Hi, the DvD reported in the InternVL3.5 does not use LMDeploy as the inference backend. But we plan to support similar features in LMDeploy, please stay tuned.
Will there be a possibility to support decoupled vision-language deployment in vllm or sglang? Is there a roadmap for when the flash version will be released? is it possible use fp8 instead bf16 in decoupled vision-language deployment
Will there be a possibility to support decoupled vision-language deployment in vllm or sglang? Is there a roadmap for when the flash version will be released? is it possible use fp8 instead bf16 in decoupled vision-language deployment
- We will support decoupled vision-language deployment in LMDeploy, not in vllm / sglang. For vllm / sglang DvD support, you may consult the vLLM / SGLang team for help.
- We expect to provide a draft version in September. Please stay tuned.
- We will first consider bf16, but I think DvD is independent of the precision format. Whether the model uses bf16 or fp8 depends on the model weights themselves.
When DVD support arrives, will flash versions of Internvl3_5 also be released? Will Lmdeploy support the flash version when running with DVD? It was written that the 3_5 flash patch router will determine the compression level. Will we be able to control the compression of this patch router via Lmdeploy? I really want to know is, will I be able to use the DVD and flash version with Lmdeploy to get the maximum speed?

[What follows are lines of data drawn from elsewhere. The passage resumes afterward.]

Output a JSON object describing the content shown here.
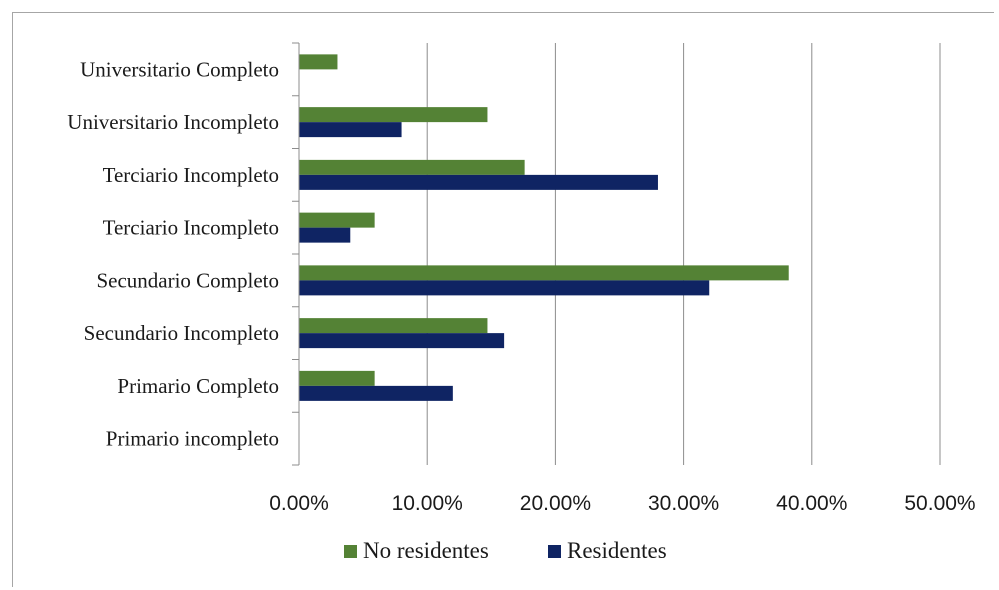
{
  "chart_data": {
    "type": "bar",
    "orientation": "horizontal",
    "categories": [
      "Universitario Completo",
      "Universitario Incompleto",
      "Terciario Incompleto",
      "Terciario Incompleto",
      "Secundario Completo",
      "Secundario Incompleto",
      "Primario Completo",
      "Primario incompleto"
    ],
    "series": [
      {
        "name": "No residentes",
        "color": "#548235",
        "values": [
          3.0,
          14.7,
          17.6,
          5.9,
          38.2,
          14.7,
          5.9,
          0
        ]
      },
      {
        "name": "Residentes",
        "color": "#0f2463",
        "values": [
          0,
          8.0,
          28.0,
          4.0,
          32.0,
          16.0,
          12.0,
          0
        ]
      }
    ],
    "x_ticks": [
      "0.00%",
      "10.00%",
      "20.00%",
      "30.00%",
      "40.00%",
      "50.00%"
    ],
    "xlim": [
      0,
      50
    ],
    "grid": true,
    "legend_position": "bottom"
  }
}
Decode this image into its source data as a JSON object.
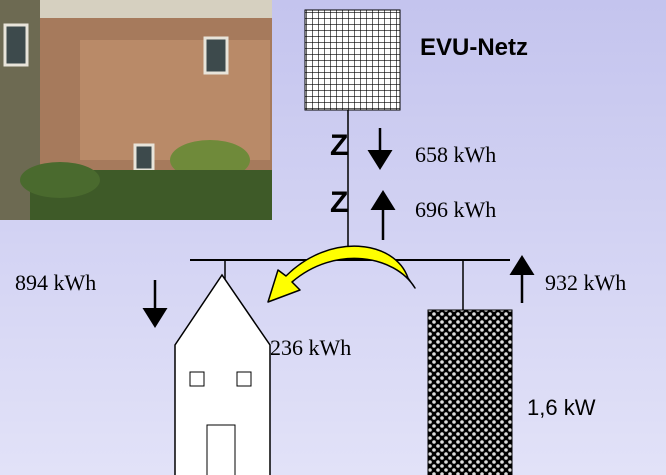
{
  "grid_label": "EVU-Netz",
  "meters": [
    {
      "symbol": "Z",
      "value": "658 kWh"
    },
    {
      "symbol": "Z",
      "value": "696 kWh"
    }
  ],
  "house_consumption": "894 kWh",
  "pv_production": "932 kWh",
  "self_consumption": "236 kWh",
  "pv_power": "1,6 kW"
}
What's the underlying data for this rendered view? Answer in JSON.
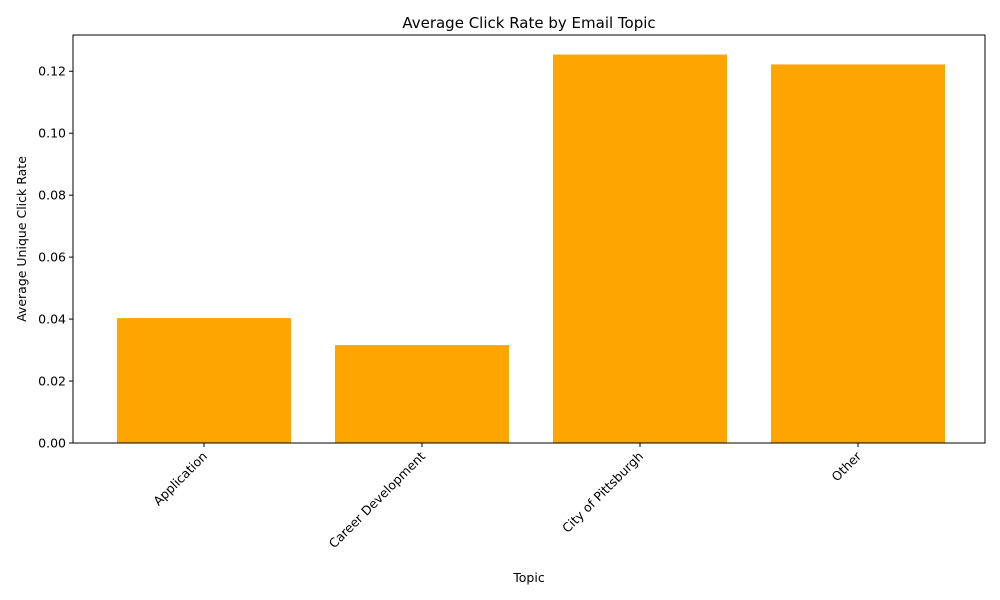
{
  "chart_data": {
    "type": "bar",
    "title": "Average Click Rate by Email Topic",
    "xlabel": "Topic",
    "ylabel": "Average Unique Click Rate",
    "categories": [
      "Application",
      "Career Development",
      "City of Pittsburgh",
      "Other"
    ],
    "values": [
      0.0403,
      0.0316,
      0.1254,
      0.1222
    ],
    "ylim": [
      0,
      0.1317
    ],
    "yticks": [
      0.0,
      0.02,
      0.04,
      0.06,
      0.08,
      0.1,
      0.12
    ],
    "ytick_labels": [
      "0.00",
      "0.02",
      "0.04",
      "0.06",
      "0.08",
      "0.10",
      "0.12"
    ],
    "xtick_rotation": 45,
    "grid": false,
    "bar_color": "#ffa500"
  }
}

When DVD support arrives, will flash versions of Internvl3_5 also be released? Will Lmdeploy support the flash version when running with DVD? It was written that the 3_5 flash patch router will determine the compression level. Will we be able to control the compression of this patch router via Lmdeploy? I really want to know is, will I be able to use the DVD and flash version with Lmdeploy to get the maximum speed?
- As reported by the IntenVL Team in the documentation
The Flash version of our model will be released as soon as possible.
And once it has been released, LMDeploy will support it as fast as we can.
- Yes, you will be able to use LMDeploy to achieve the maximum speed for the InternVL series. But since the Flash version model weights have not been open-sourced yet (which should contain the trained router weights as well), please wait for related updates.